The lowly stick, a universal plaything powered by a child’s imagination, landed in the National Toy Hall of Fame on Thursday along with the Baby Doll and the skateboard.
The three were chosen to join the Strong National Museum of Play’s lineup of 38 classics ranging from the bicycle, the kite and Mr. Potato Head to Crayola crayons, marbles and the Atari 2600 video game system.
Curators said the stick was a special addition in the spirit of a 2005 inductee, the cardboard box.
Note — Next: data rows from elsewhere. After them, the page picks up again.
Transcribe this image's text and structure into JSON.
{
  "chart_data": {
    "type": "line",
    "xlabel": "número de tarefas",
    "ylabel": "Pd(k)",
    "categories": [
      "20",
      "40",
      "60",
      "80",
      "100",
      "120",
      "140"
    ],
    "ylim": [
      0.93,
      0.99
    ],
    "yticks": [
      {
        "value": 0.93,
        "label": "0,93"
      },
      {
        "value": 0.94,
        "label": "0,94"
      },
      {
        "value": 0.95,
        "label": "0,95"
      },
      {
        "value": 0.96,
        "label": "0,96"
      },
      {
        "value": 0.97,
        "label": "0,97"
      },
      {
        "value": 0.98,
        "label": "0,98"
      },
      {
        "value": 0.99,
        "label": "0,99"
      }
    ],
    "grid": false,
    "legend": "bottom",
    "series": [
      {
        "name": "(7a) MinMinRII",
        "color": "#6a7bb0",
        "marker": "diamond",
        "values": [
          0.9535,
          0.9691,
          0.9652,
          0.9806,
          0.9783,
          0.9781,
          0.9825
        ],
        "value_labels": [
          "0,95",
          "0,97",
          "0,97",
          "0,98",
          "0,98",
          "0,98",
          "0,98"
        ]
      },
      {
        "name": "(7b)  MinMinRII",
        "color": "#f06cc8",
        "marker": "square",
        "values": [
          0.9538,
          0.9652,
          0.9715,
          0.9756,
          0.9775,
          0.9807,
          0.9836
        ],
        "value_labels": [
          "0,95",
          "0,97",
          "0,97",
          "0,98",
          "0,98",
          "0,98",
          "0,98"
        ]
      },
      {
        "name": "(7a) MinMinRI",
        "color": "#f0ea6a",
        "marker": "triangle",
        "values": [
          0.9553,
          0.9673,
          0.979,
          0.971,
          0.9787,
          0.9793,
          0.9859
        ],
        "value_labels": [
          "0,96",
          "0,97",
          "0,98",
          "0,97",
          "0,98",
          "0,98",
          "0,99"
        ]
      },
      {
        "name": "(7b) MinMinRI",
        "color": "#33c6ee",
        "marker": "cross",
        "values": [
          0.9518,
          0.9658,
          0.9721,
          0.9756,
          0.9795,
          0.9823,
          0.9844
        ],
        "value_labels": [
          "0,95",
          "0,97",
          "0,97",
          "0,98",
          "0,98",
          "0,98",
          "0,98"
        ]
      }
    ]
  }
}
They praised its all-purpose, no-cost, recreational qualities, noting its ability to serve either as raw material or an appendage transformed in myriad ways by a child’s creativity.
“It’s very open-ended, all-natural, the perfect price – there aren’t any rules or instructions for its use,” said Christopher Bensch, the museum’s curator of collections. “It can be a Wild West horse, a medieval knight’s sword, a boat on a stream or a slingshot with a rubber band. … No snowman is complete without a couple of stick arms, and every campfire needs a stick for toasting marshmallows.
“This toy is so fantastic that it’s not just for humans anymore. You can find otters, chimps and dogs – especially dogs – playing with it.”
Longevity is a key criterion for getting into the hall, which the museum acquired in 2002 from A.C. Gilbert’s Discovery Village in Salem, Ore. Each toy must not only be widely recognized and foster learning, creativity or discovery through play, but also endure in popularity over generations.